January 25, 2021

Last week's rainfall helped, just not the already matured crops

Other areas in west central Iowa are even drier, but places like Adair County received a slight boost to their own drought conditions last week as a steady, gentle rain fell over a span of several days.

While this moisture helped in some ways longtime Adair County farmer Ralph Lents estimates that the rains weren’t able to help the corn and soybean crops very much simply because of how late it is in the growing season. He expects soybean harvesting to begin late this week.

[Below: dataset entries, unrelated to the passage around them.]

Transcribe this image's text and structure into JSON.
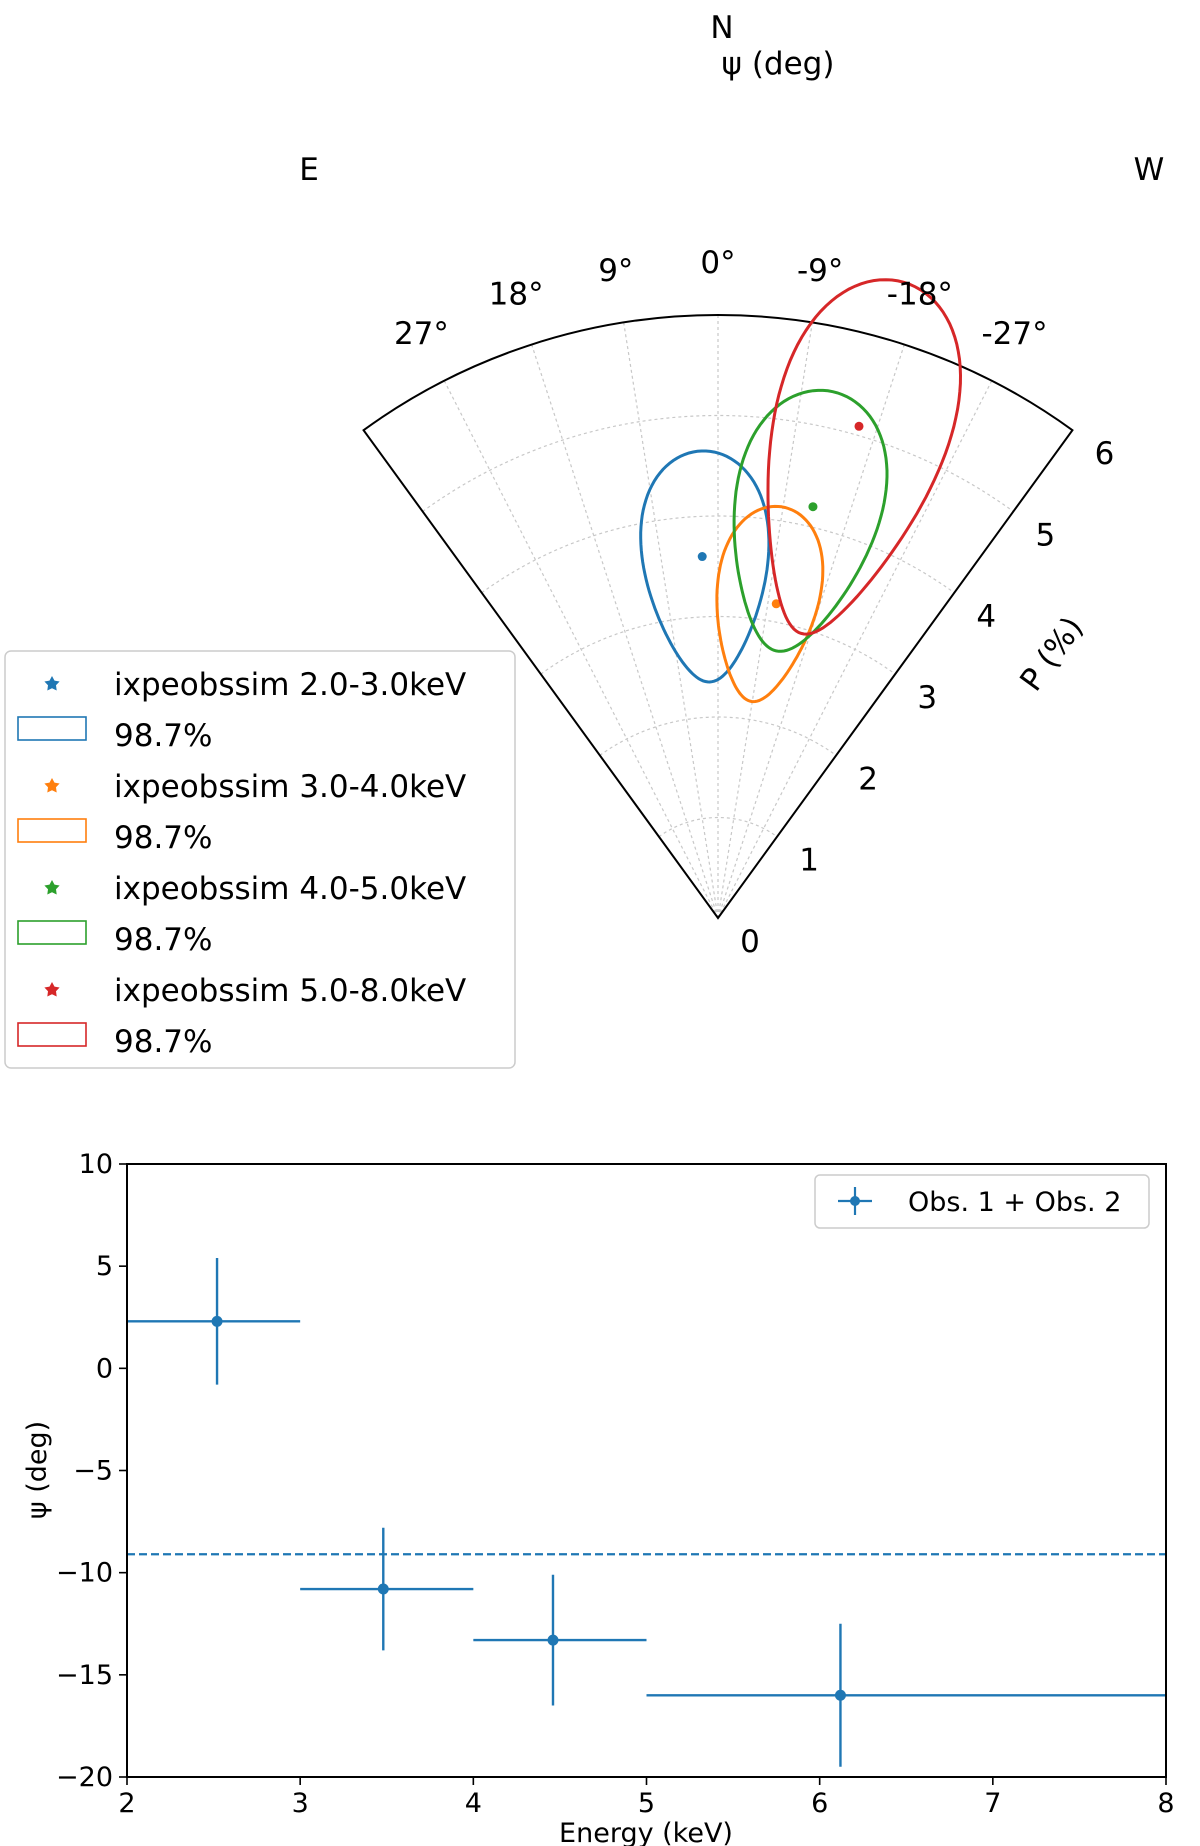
{
  "chart_data": [
    {
      "type": "scatter",
      "subtype": "polar-wedge",
      "title": "N",
      "theta_label": "ψ (deg)",
      "r_label": "P (%)",
      "left_label": "E",
      "right_label": "W",
      "theta_ticks": [
        27,
        18,
        9,
        0,
        -9,
        -18,
        -27
      ],
      "theta_tick_labels": [
        "27°",
        "18°",
        "9°",
        "0°",
        "-9°",
        "-18°",
        "-27°"
      ],
      "theta_range": [
        -36,
        36
      ],
      "r_ticks": [
        0,
        1,
        2,
        3,
        4,
        5,
        6
      ],
      "r_tick_labels": [
        "0",
        "1",
        "2",
        "3",
        "4",
        "5",
        "6"
      ],
      "r_range": [
        0,
        6
      ],
      "grid": true,
      "series": [
        {
          "name": "ixpeobssim 2.0-3.0keV",
          "contour_label": "98.7%",
          "color": "#1f77b4",
          "point": {
            "p": 3.6,
            "psi": 2.5
          },
          "ellipse": {
            "p": 3.5,
            "psi": 2.0,
            "dp": 1.15,
            "dpsi": 10.0
          }
        },
        {
          "name": "ixpeobssim 3.0-4.0keV",
          "contour_label": "98.7%",
          "color": "#ff7f0e",
          "point": {
            "p": 3.18,
            "psi": -10.5
          },
          "ellipse": {
            "p": 3.16,
            "psi": -8.8,
            "dp": 0.98,
            "dpsi": 9.0
          }
        },
        {
          "name": "ixpeobssim 4.0-5.0keV",
          "contour_label": "98.7%",
          "color": "#2ca02c",
          "point": {
            "p": 4.2,
            "psi": -13.0
          },
          "ellipse": {
            "p": 4.04,
            "psi": -12.3,
            "dp": 1.32,
            "dpsi": 10.0
          }
        },
        {
          "name": "ixpeobssim 5.0-8.0keV",
          "contour_label": "98.7%",
          "color": "#d62728",
          "point": {
            "p": 5.09,
            "psi": -16.0
          },
          "ellipse": {
            "p": 4.77,
            "psi": -16.3,
            "dp": 1.82,
            "dpsi": 10.0
          }
        }
      ]
    },
    {
      "type": "scatter",
      "subtype": "errorbar",
      "title": "",
      "xlabel": "Energy (keV)",
      "ylabel": "ψ (deg)",
      "xlim": [
        2,
        8
      ],
      "ylim": [
        -20,
        10
      ],
      "x_ticks": [
        2,
        3,
        4,
        5,
        6,
        7,
        8
      ],
      "x_tick_labels": [
        "2",
        "3",
        "4",
        "5",
        "6",
        "7",
        "8"
      ],
      "y_ticks": [
        10,
        5,
        0,
        -5,
        -10,
        -15,
        -20
      ],
      "y_tick_labels": [
        "10",
        "5",
        "0",
        "−5",
        "−10",
        "−15",
        "−20"
      ],
      "legend": {
        "label": "Obs. 1 + Obs. 2",
        "position": "top-right"
      },
      "color": "#1f77b4",
      "reference_line": {
        "y": -9.1,
        "style": "dashed"
      },
      "points": [
        {
          "x": 2.52,
          "y": 2.3,
          "xerr_low": 2.0,
          "xerr_high": 3.0,
          "yerr": 3.1
        },
        {
          "x": 3.48,
          "y": -10.8,
          "xerr_low": 3.0,
          "xerr_high": 4.0,
          "yerr": 3.0
        },
        {
          "x": 4.46,
          "y": -13.3,
          "xerr_low": 4.0,
          "xerr_high": 5.0,
          "yerr": 3.2
        },
        {
          "x": 6.12,
          "y": -16.0,
          "xerr_low": 5.0,
          "xerr_high": 8.0,
          "yerr": 3.5
        }
      ]
    }
  ]
}
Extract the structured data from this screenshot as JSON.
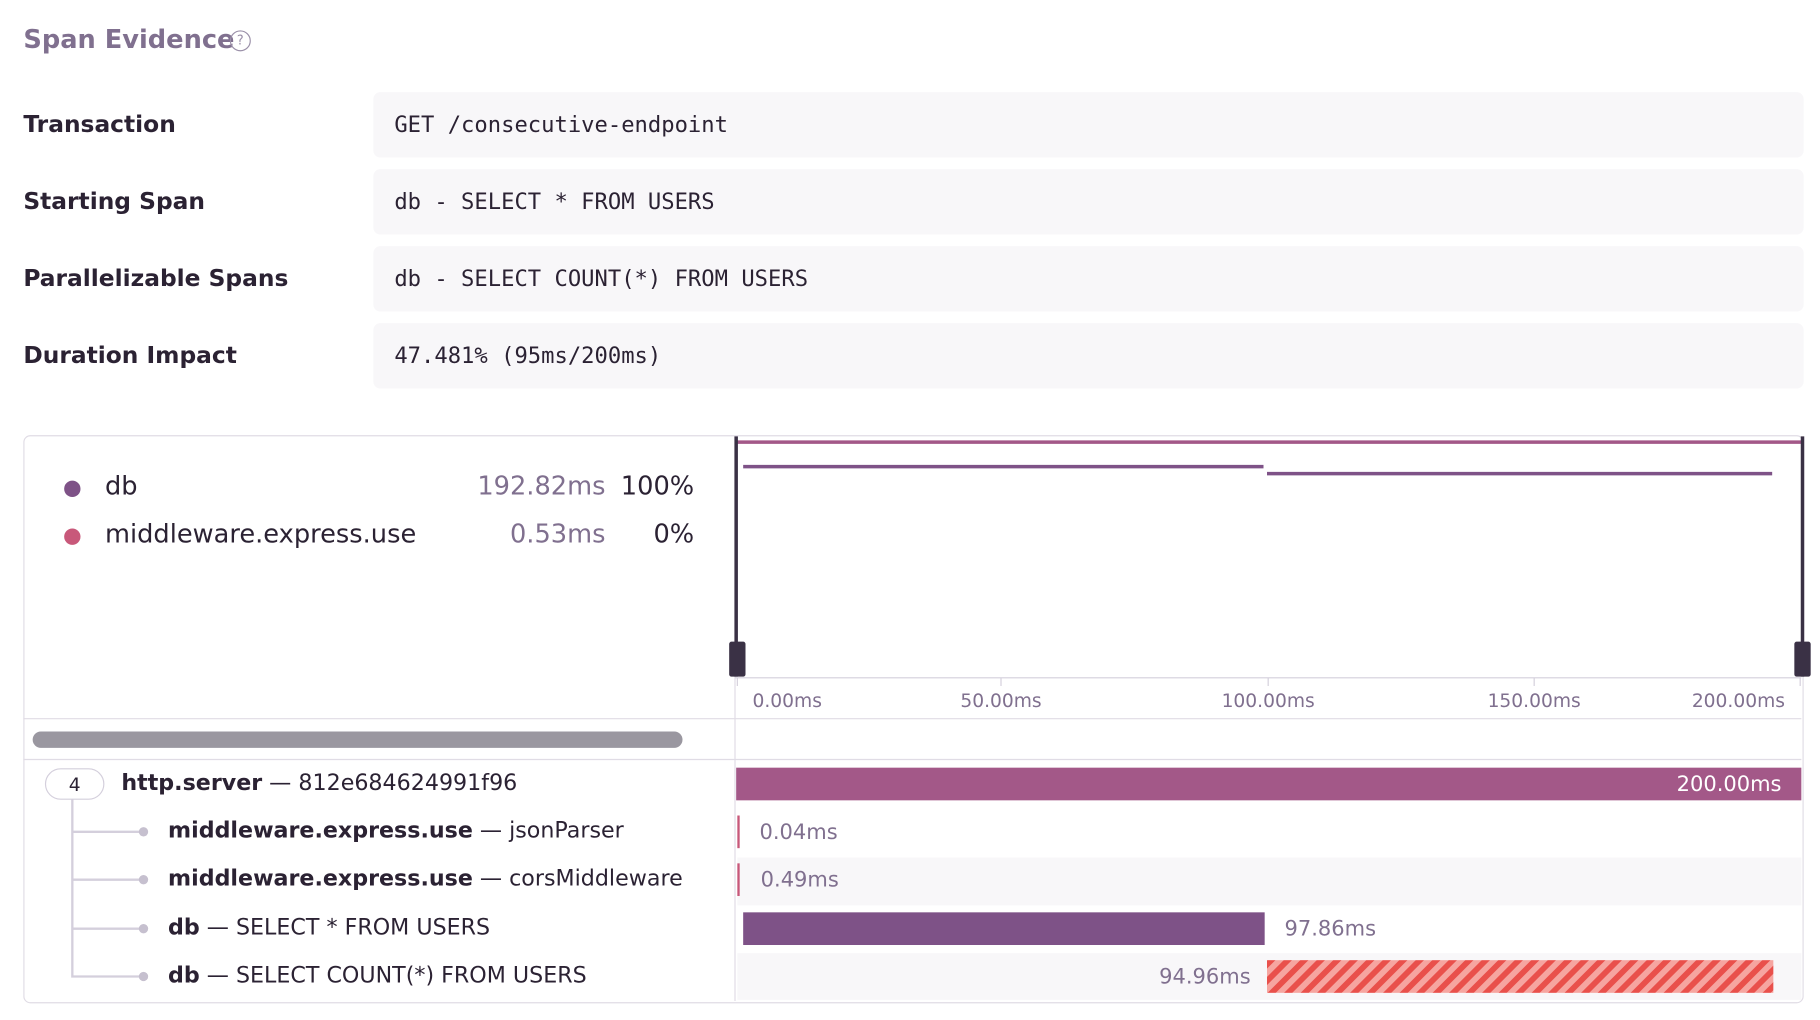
{
  "header": {
    "title": "Span Evidence"
  },
  "rows": [
    {
      "label": "Transaction",
      "value": "GET /consecutive-endpoint"
    },
    {
      "label": "Starting Span",
      "value": "db - SELECT * FROM USERS"
    },
    {
      "label": "Parallelizable Spans",
      "value": "db - SELECT COUNT(*) FROM USERS"
    },
    {
      "label": "Duration Impact",
      "value": "47.481% (95ms/200ms)"
    }
  ],
  "legend": [
    {
      "name": "db",
      "duration": "192.82ms",
      "percent": "100%"
    },
    {
      "name": "middleware.express.use",
      "duration": "0.53ms",
      "percent": "0%"
    }
  ],
  "axis": [
    "0.00ms",
    "50.00ms",
    "100.00ms",
    "150.00ms",
    "200.00ms"
  ],
  "tree": {
    "count": "4",
    "spans": [
      {
        "op": "http.server",
        "description": "— 812e684624991f96",
        "duration": "200.00ms"
      },
      {
        "op": "middleware.express.use",
        "description": "— jsonParser",
        "duration": "0.04ms"
      },
      {
        "op": "middleware.express.use",
        "description": "— corsMiddleware",
        "duration": "0.49ms"
      },
      {
        "op": "db",
        "description": "— SELECT * FROM USERS",
        "duration": "97.86ms"
      },
      {
        "op": "db",
        "description": "— SELECT COUNT(*) FROM USERS",
        "duration": "94.96ms"
      }
    ]
  }
}
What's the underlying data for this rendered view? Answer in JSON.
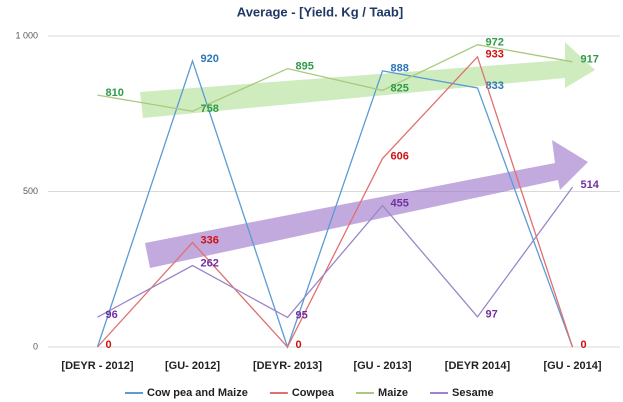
{
  "chart_data": {
    "type": "line",
    "title": "Average - [Yield. Kg / Taab]",
    "categories": [
      "[DEYR - 2012]",
      "[GU- 2012]",
      "[DEYR- 2013]",
      "[GU - 2013]",
      "[DEYR 2014]",
      "[GU - 2014]"
    ],
    "series": [
      {
        "name": "Cow pea and Maize",
        "color": "#5b9bd5",
        "label_color": "#2e75b6",
        "values": [
          0,
          920,
          0,
          888,
          833,
          0
        ],
        "value_labels": [
          null,
          "920",
          null,
          "888",
          "833",
          null
        ]
      },
      {
        "name": "Cowpea",
        "color": "#e07070",
        "label_color": "#d01010",
        "values": [
          0,
          336,
          0,
          606,
          933,
          0
        ]
      },
      {
        "name": "Maize",
        "color": "#a9c97e",
        "label_color": "#2e9a48",
        "values": [
          810,
          758,
          895,
          825,
          972,
          917
        ]
      },
      {
        "name": "Sesame",
        "color": "#9a86c8",
        "label_color": "#7030a0",
        "values": [
          96,
          262,
          95,
          455,
          97,
          514
        ]
      }
    ],
    "ylim": [
      0,
      1000
    ],
    "yticks": [
      0,
      500,
      {
        "value": 1000,
        "label": "1 000"
      }
    ],
    "grid": true,
    "legend": "bottom"
  }
}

“It might make the bean seed a little bigger if they’re still green, but other than that it won’t make very much difference,” Lents said. “Corn is done, it has matured and is drying down. It hasn’t done a thing for our corn.”

Lents says income will be down this year due to conditions and a subsequent lack of bushels.

Also due to the drought, livestock producers are looking to alternative feeding options for animals far earlier in the year than usual because of a lack of good pasturelands.

Back on the crop side, most of the corn isn’t ready to be harvest, Lents said. When corn harvest does begin, he is optimistic for how it will go.

Justin Glisan, State Climatologist with the Iowa Department of Agriculture’s Climatology Bureau, stated that Greenfield was down a little greater than 10 inches Tuesday from where it should be at this point in the calendar year. Greenfield has received 18.2 inches of moisture since the start of the year.

Glisan said the area came in 2020 in a good spot in terms of moisture, which is likely to put 2020 in a better spot all-time against another recent dry year, 2012.

“The drought we’re in now is pretty much localized to western Iowa and into Nebraska. If we see what we expect in September, October and November precipitation-wise we should make some significant improvements in drought conditions,” Glisan said. “I think where we’re worried right now is sub-soil recharge, and these gentle rains we had over the last week, those are the kinds of rainfall we want to see because those are the ones that filter down into the soil instead of running off.”